Perhaps the most shocking omission of Monday morning’s Oscar nominations was a harbinger for what was to come: Jennifer Lopez did not receive a best supporting actress nomination for the box-office hit “Hustlers,” kicking off what ended up being an almost entirely white field of acting nominations.
Only one actor of color, best actress nominee Cynthia Erivo for “Harriet,” was named among the 20 nominees in the Oscars’ four acting categories. (Best actor nominee Antonio Banderas, nominated for Spanish director Pedro Almodóvar’s “Pain and Glory,” is white.)
For two consecutive years in 2015 and 2016, the Oscars selected an entirely white slate of acting nominees, sparking activist April Reign’s #OscarsSoWhite hashtag. Activism from Reign and many others prompted the Academy of Motion Picture Arts and Sciences to announce long-needed changes to promote a more inclusive membership.
But Monday’s nominations were a reminder that change, particularly at the top, can be very, very slow, and the academy can’t just rest on its laurels and pat itself on the back for incremental gains from year to year. So much change is often one step forward, two steps back. (See also: last year’s Best Picture win for “Green Book.”)

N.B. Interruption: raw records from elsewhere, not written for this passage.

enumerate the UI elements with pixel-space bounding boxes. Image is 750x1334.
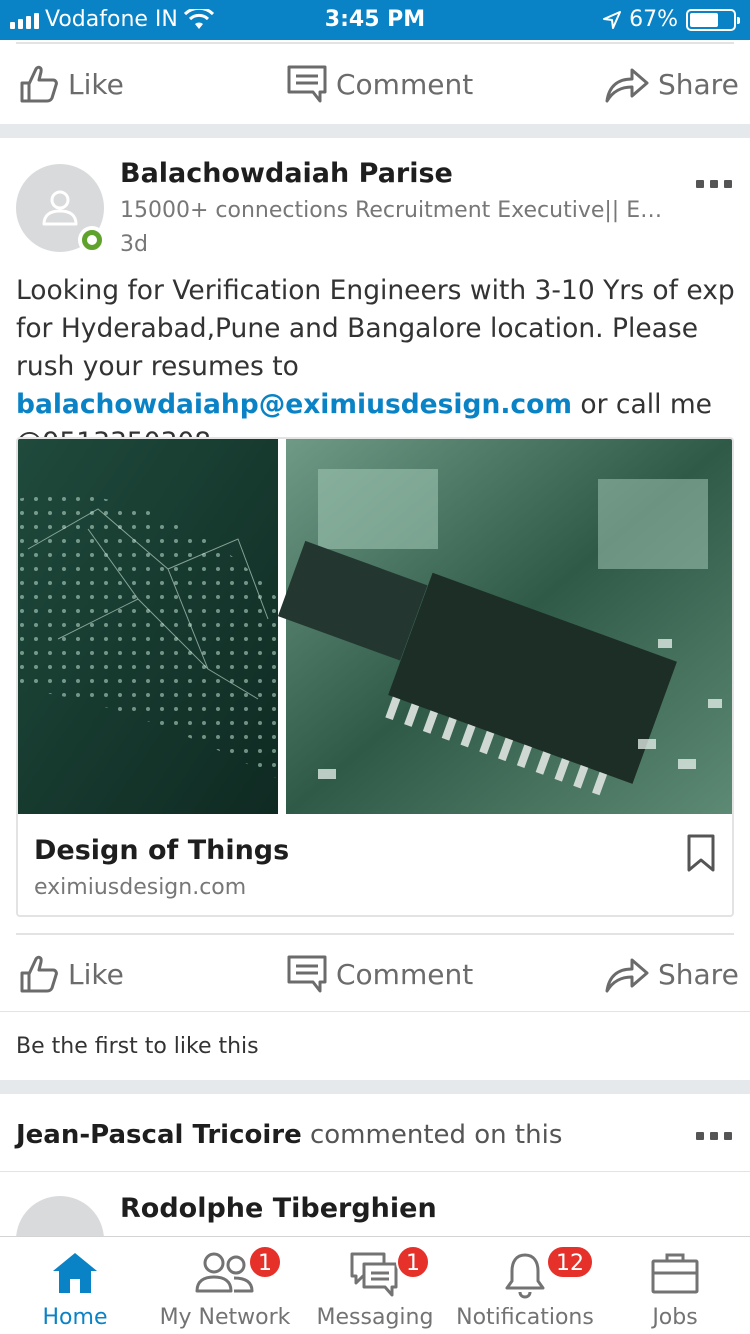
- feed-separator: [0, 124, 750, 138]
- activity-header: Jean-Pascal Tricoire commented on this: [16, 1120, 562, 1150]
- tab-messaging[interactable]: 1 Messaging: [300, 1237, 450, 1334]
- tab-home[interactable]: Home: [0, 1237, 150, 1334]
- messaging-icon: [350, 1252, 398, 1297]
- briefcase-icon: [651, 1253, 699, 1294]
- share-label: Share: [658, 67, 739, 101]
- like-label: Like: [68, 957, 124, 991]
- activity-action: commented on this: [301, 1120, 563, 1150]
- comment-button[interactable]: Comment: [286, 935, 473, 1013]
- tab-jobs-label: Jobs: [652, 1305, 698, 1330]
- like-button[interactable]: Like: [18, 935, 124, 1013]
- link-card-title: Design of Things: [34, 835, 290, 866]
- share-arrow-icon: [605, 958, 649, 993]
- thumbs-up-icon: [20, 65, 58, 103]
- feed-separator: [0, 1080, 750, 1094]
- share-label: Share: [658, 957, 739, 991]
- bottom-tab-bar: Home 1 My Network 1 Messaging 12 Notific…: [0, 1236, 750, 1334]
- link-preview-image: [18, 439, 732, 814]
- tab-jobs[interactable]: Jobs: [600, 1237, 750, 1334]
- post-actions: Like Comment Share: [0, 935, 750, 1013]
- link-card-domain: eximiusdesign.com: [34, 875, 247, 900]
- tab-home-label: Home: [42, 1305, 108, 1330]
- battery-percent: 67%: [629, 7, 678, 32]
- email-link[interactable]: balachowdaiahp@eximiusdesign.com: [16, 389, 572, 420]
- link-preview-card[interactable]: Design of Things eximiusdesign.com: [16, 437, 734, 917]
- divider: [0, 1011, 750, 1012]
- like-button[interactable]: Like: [18, 45, 124, 123]
- status-bar: Vodafone IN 3:45 PM 67%: [0, 0, 750, 40]
- share-arrow-icon: [605, 68, 649, 103]
- notifications-badge: 12: [546, 1245, 594, 1279]
- tab-messaging-label: Messaging: [316, 1305, 434, 1330]
- tab-my-network[interactable]: 1 My Network: [150, 1237, 300, 1334]
- location-arrow-icon: [603, 10, 622, 29]
- comment-icon: [287, 65, 327, 103]
- bookmark-icon[interactable]: [686, 833, 716, 873]
- divider: [0, 1171, 750, 1172]
- author-headline: 15000+ connections Recruitment Executive…: [120, 198, 665, 223]
- post-body: Looking for Verification Engineers with …: [16, 272, 736, 462]
- battery-icon: [686, 8, 740, 31]
- person-placeholder-icon: [42, 190, 78, 226]
- bell-icon: [505, 1253, 545, 1299]
- comment-icon: [287, 955, 327, 993]
- like-label: Like: [68, 67, 124, 101]
- activity-more-options-icon[interactable]: [696, 1132, 732, 1140]
- author-name[interactable]: Balachowdaiah Parise: [120, 158, 453, 189]
- comment-label: Comment: [336, 957, 474, 991]
- home-icon: [53, 1253, 97, 1293]
- next-author-name[interactable]: Rodolphe Tiberghien: [120, 1193, 437, 1224]
- post-text-part: Looking for Verification Engineers with …: [16, 275, 735, 382]
- tab-my-network-label: My Network: [159, 1305, 291, 1330]
- comment-button[interactable]: Comment: [286, 45, 473, 123]
- comment-label: Comment: [336, 67, 474, 101]
- post-more-options-icon[interactable]: [696, 180, 732, 188]
- messaging-badge: 1: [396, 1245, 430, 1279]
- thumbs-up-icon: [20, 955, 58, 993]
- share-button[interactable]: Share: [604, 935, 739, 1013]
- network-badge: 1: [248, 1245, 282, 1279]
- share-button[interactable]: Share: [604, 45, 739, 123]
- divider: [16, 42, 734, 44]
- social-counts-text: Be the first to like this: [16, 1034, 259, 1059]
- post-timestamp: 3d: [120, 232, 148, 257]
- online-status-indicator: [78, 226, 106, 254]
- people-icon: [195, 1252, 254, 1293]
- tab-notifications-label: Notifications: [456, 1305, 594, 1330]
- previous-post-actions: Like Comment Share: [0, 45, 750, 123]
- activity-actor[interactable]: Jean-Pascal Tricoire: [16, 1120, 302, 1150]
- tab-notifications[interactable]: 12 Notifications: [450, 1237, 600, 1334]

Unlike a couple of years ago, the Oscars this year had plenty more opportunities to nominate people of color, as representation in Hollywood for people of color — although still incremental — has grown, thanks in part to the activism of #OscarsSoWhite.
In addition to Lopez, there were a number of other worthy contenders in the running, including but not limited to: Lupita Nyong’o for “Us,” Awkwafina for “The Farewell,” Eddie Murphy for “Dolemite Is My Name” and Song Kang-ho for “Parasite.”
Perhaps the saddest observation regarding Monday’s nominations was that the nearly all-white acting nominees were not exactly surprising. Many Oscar prognosticators were predicting that actors of color would mostly be shut out, as the ones in the running weren’t considered front-runners or a sure bet.
That reflects how recognizing more people of color at the Oscars and other top awards requires not just incremental changes, but an entire culture shift in what kinds of stories and people are deemed worthy of awards and are seen as top contenders.